In hindsight, Houston could have avoided a lot of this by not signing [NAME REDACTED] in the first place. There were no signs he was a sure thing, no historical precedent that he was a franchise quarterback, nothing other than O’Brien and Smith’s observations from a joint practice with the Broncos.

After that blunder, the Texans could have avoided this past weekend by paying Jadeveon Clowney, signing Roger Saffold and Ju’Wuan James in free agency, and not getting jumped by the Eagles to lose Andre Dillard (or instead, trading up to land one of the other pro-ready tackles).

Where does the loss of future draft picks leave the Houston Texans?

  1. It greatly hamstrings the Texans’ ability to build through the draft over the next few seasons. While O’Brien’s former mentor-turned-bully Bill Belichick has always managed to restore any loss of draft capital through trades, O’Brien has no such resume. I Houston can land a savvy general manager, that person might be able to mitigate the impending future devastation of the 2019 offseason.
  2. Hiring said general manager. Knowing Bill O’Brien seems to be wielding power in H-Town like a teenage Kylo Ren, apparently flailing around in fits of megalomania, a lot of savvy GM candidates are just going to say no to interviewing with Cal McNair.
  3. Nick Caserio. If he is indeed Houston’s go-big-or-go-home target for their open GM seat, watching O’Brien leverage the future team building to land a starting left tackle and backup wide receiver probably makes staying in New England seem far more appealing than joining his buddies in the bowels of NRG Park.

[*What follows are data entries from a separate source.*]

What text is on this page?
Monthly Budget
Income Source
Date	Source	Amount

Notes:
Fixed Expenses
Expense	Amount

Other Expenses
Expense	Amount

What do you think? While having Tunsil and Stills is a good thing, has Houston gone to the bank and debited their draft capital one too many times? With no major free agency acquisitions to point at over the last five years and a seeming constant depletion of draft resources, how long can the Texans maintain this strategy before attrition takes out Watt, Hopkins, and closes the window on a team that just a few years ago had incredible potential?